Hal itu membuat suasana kafe yang biasanya meriah, kini jadi hening dan sunyi tanpa ada musik yang diputar.

Salah satunya, restoran mi yang berada di Jalan Tebet Raya, Jakarta Selatan.

Baca juga: Kabur Gondol Rp20 M dari Ibu-ibu, Cara Curang Elda Iming-iming Lewat Arisan Bodong Terungkap

Restoran tersebut memilih untuk tidak menyetel musik karena takut dikenakan royalti.

"Udah enggak pernah nyetel (musik) lagi, dari awal udah enggak boleh," tutur salah satu karyawan bernama Gusti (bukan nama sebenarnya) (23) saat diwawancarai Kompas.com di lokasi pada Minggu (3/8/2025).

Gusti mengaku, tak adanya musik di restoran tempatnya bekerja membuat suasana menjadi sepi dan hampa.

Kini, hanya terdengar suara riuh dari dapur di mana berbagai menu dimasak.

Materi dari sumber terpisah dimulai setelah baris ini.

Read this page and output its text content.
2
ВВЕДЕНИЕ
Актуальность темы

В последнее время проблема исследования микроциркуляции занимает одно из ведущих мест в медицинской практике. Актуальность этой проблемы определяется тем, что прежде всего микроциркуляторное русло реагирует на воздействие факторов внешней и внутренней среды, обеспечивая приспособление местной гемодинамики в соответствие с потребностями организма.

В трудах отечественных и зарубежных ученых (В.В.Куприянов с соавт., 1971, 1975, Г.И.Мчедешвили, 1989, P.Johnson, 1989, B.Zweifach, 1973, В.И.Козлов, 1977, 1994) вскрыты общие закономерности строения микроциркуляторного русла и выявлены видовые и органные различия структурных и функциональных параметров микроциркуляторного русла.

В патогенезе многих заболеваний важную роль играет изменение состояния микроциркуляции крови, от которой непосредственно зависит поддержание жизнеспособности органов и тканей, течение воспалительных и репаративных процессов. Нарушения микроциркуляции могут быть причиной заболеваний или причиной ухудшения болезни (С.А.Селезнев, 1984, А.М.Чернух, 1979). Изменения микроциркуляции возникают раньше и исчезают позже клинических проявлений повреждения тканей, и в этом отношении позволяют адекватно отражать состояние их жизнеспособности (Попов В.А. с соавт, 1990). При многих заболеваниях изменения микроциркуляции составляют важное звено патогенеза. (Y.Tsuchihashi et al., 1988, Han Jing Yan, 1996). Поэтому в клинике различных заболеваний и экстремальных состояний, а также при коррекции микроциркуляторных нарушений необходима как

Padahal dengan adanya musik, kata Gusti, bukan hanya untuk membuat pembeli senang, melainkan juga bisa meningkatkan suasana hati para pekerja.

Namun, kini Gusti dan teman-temannya harus membiasakan diri dengan kondisi restoran yang sunyi.

"Jadi, benar-benar anyep," sambung Gusti.

Tak hanya membuat suasana restoran menjadi sepi, Gusti menilai, tak adanya musik berpotensi mengurangi minat para pelanggan.

"Masalah royalti itu kan memang ada cuma tergantung yang nyiptain lagu, kalau misalkan kafe atau resto enggak ada lagu itu jadi kurang memikat pelanggan," katanya.

Padahal dulu, di restoran Gusti bekerja selalu diputar lagu-lagu hits masa kini yang disukai kaum muda.

Tak sedikit pula, kata Gusti, pelanggan yang ikut bernyanyi tipis-tipis dengan lagu yang diputar di restoran tersebut, ketika menunggu makanan.

Sedangkan salah satu kafe di Jalan Tebet Barat, Jakarta Selatan, memilih untuk tetap memutar musik, meski bukan lagu-lagu Indonesia.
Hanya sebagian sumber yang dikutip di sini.